A sister enterprise of United Airlines (NYSE: UAL) announced Monday that it has signed an agreement to acquire Internet loyalty site MyPoints.com (Nasdaq: MYPT) in a cash deal valued at approximately US$112.5 million.
United NewVentures, which manages United Airlines’ Internet initiatives and investments, said it would use MyPoints’ “strong direct marketing capabilities” to improve communications with visitors to United.com and members of the airline’s Mileage Plus program.
“United NewVentures is committed to the development of new technologies that improve convenience and choice for our customers, and enhance our core business,” United NewVentures president Doug Hacker said.
Hacker also said that the acquisition will let NewVentures communicate its special offers, upgrades and fares more effectively to both new and existing customers.
According to Jupiter Media Metrix, MyPoints was the second most visited site during last year’s holiday season, averaging 1.39 million unique visitors per day, up from 869,000 in 1999.
MyPoints Stock Jumps
Under the terms of the merger agreement, which was approved by the MyPoints board of directors, United NewVentures will purchase all outstanding shares of MyPoints’ common stock for $2.60 per share. MyPoints closed Monday at $2.56, up 60 percent from Friday.
After the merger is complete, MyPoints will continue to operate as a separate company headquartered in San Francisco, California.
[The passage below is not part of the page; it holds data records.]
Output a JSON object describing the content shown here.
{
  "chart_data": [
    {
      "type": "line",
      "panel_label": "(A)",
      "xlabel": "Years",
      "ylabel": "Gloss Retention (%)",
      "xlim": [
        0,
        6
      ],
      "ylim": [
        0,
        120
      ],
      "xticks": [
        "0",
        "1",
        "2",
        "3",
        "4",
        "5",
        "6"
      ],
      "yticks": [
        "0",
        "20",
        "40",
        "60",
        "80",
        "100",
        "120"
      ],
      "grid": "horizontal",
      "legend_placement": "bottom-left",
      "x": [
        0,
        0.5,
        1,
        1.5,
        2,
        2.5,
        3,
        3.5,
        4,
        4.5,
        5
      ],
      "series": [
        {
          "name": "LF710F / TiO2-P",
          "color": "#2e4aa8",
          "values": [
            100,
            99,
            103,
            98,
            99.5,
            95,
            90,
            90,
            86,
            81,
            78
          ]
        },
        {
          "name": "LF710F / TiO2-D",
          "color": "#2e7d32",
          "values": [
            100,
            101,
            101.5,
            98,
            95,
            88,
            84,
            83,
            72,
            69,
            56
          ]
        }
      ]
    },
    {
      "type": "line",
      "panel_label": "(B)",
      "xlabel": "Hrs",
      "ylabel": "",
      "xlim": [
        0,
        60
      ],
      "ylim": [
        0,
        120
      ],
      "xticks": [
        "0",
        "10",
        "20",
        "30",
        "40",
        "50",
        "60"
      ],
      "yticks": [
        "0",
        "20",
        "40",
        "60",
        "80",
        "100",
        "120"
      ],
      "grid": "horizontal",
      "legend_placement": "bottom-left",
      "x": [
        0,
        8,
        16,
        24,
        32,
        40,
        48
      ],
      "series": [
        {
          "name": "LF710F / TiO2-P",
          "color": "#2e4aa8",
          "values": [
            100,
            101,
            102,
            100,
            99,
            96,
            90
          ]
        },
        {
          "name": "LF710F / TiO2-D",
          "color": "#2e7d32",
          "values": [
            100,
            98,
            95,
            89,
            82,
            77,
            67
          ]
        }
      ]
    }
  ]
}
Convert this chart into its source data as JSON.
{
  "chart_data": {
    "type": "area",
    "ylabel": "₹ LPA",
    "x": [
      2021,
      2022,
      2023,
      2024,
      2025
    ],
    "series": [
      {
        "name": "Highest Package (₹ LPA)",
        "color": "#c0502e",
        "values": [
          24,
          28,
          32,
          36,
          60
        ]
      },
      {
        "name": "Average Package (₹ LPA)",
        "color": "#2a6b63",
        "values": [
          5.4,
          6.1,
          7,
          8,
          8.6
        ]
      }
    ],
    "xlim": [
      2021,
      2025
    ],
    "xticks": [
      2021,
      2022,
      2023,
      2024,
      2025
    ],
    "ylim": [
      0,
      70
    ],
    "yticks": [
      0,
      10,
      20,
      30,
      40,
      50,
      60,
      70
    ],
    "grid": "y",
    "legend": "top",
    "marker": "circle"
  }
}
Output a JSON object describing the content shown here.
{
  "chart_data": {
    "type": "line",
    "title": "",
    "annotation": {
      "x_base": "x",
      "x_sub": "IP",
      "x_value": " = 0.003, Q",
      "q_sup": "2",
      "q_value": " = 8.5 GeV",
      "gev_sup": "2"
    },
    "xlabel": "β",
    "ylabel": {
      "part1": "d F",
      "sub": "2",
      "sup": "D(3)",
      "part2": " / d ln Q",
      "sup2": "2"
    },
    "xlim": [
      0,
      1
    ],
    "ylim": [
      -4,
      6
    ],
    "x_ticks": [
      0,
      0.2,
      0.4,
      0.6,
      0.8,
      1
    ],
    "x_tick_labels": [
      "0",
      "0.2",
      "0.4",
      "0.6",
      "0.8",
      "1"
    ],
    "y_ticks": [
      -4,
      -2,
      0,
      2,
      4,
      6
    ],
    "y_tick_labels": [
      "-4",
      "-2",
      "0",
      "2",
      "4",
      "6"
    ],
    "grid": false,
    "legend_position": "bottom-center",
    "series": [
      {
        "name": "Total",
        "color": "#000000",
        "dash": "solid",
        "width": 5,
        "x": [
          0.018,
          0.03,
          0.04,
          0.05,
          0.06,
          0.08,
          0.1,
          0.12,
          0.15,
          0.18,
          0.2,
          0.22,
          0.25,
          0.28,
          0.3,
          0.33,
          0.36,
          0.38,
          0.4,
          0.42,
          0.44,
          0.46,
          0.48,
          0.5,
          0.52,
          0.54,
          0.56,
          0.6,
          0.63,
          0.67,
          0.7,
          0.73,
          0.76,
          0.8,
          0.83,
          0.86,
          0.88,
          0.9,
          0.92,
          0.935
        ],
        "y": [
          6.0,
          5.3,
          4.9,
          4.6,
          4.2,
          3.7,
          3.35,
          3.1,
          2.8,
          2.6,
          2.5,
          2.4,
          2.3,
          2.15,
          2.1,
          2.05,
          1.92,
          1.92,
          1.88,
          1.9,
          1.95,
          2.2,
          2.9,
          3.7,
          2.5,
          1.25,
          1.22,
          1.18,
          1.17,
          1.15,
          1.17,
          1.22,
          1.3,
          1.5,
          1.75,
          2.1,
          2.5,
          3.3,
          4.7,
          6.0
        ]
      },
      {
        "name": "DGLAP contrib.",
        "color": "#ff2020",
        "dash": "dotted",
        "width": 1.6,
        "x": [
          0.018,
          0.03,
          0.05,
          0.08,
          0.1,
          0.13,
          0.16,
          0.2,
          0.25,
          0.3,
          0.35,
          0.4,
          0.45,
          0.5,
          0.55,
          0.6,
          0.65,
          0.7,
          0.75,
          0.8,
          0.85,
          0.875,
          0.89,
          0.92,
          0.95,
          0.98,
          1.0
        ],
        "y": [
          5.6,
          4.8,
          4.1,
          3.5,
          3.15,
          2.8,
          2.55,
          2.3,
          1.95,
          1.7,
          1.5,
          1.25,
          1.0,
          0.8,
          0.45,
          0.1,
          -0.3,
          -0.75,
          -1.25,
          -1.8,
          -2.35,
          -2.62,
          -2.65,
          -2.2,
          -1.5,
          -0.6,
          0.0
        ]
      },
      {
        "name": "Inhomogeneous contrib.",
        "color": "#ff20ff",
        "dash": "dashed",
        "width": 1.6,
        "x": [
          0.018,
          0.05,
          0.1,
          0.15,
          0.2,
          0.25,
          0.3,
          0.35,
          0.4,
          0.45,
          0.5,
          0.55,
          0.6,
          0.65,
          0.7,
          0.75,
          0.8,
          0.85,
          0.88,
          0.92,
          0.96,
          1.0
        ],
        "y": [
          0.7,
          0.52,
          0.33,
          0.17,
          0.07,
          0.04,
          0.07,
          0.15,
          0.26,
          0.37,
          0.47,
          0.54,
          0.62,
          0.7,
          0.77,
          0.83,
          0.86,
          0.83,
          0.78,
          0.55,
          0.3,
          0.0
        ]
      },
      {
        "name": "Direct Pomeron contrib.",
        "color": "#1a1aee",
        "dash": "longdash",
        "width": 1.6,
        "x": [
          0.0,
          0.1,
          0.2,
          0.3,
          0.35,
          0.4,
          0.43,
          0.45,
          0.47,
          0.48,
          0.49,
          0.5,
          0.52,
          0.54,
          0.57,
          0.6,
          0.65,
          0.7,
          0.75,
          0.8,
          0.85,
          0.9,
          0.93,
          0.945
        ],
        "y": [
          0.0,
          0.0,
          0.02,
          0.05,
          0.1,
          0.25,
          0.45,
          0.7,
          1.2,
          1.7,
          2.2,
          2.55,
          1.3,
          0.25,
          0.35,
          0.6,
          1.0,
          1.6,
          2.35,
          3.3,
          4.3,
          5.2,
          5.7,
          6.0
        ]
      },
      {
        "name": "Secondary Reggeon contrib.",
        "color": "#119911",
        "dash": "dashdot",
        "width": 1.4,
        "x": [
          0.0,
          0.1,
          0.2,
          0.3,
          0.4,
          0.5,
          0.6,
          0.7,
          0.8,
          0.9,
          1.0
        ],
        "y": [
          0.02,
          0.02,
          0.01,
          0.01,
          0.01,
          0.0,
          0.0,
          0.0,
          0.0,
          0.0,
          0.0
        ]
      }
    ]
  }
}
MyPoints spokesperson Geoff Ossias told the E-Commerce Times that “there are no plans for any changes” to the company’s organizational structure, and that the company did not anticipate closing any of its eight branch offices.
As part of the deal, MyPoints’ 16 million plus users will now be able to redeem credits earned through MyPoints for travel awards on United.
“The proposed combination will create an even more powerful direct marketing organization, with a highly motivated consumer list and a suite of database-driven online media products that should be compelling to any advertiser,” MyPoints chairman and chief executive officer John Fullmer said.
Online loyalty programs that reward consumers for visiting or shopping at e-tailers are a dying breed. In the past several months, a number of rewards programs have either shut down or scaled back operations.
For example, loyalty program FreeRide closed its site at the end of April, telling visitors that it planned on spending the summer “rebuilding our business model” with the hopes of relaunching later in 2001.
“You redeem your points far faster than our sponsors pay us for them,” FreeRide tells visitors to its home page. “In fact, the majority of our sponsors — including some of the biggest names on or off the Web — are taking four or more months to pay, if they pay at all. (Some just go out of business.)”
While FreeRide’s shutdown is in theory temporary, another rewards site, PointClick, closed permanently earlier this year and declared bankruptcy.
Additionally, Beenz.com, the site that rewarded consumers with “beenz” that can be cashed in for merchandise, is also struggling.
The New York City-based company reportedly put itself up for sale in May, after dramatically scaling back operations and slashing staff from 265 to 30. The company also shut down 13 branch offices and joint ventures in Japan, China, Korea and Italy.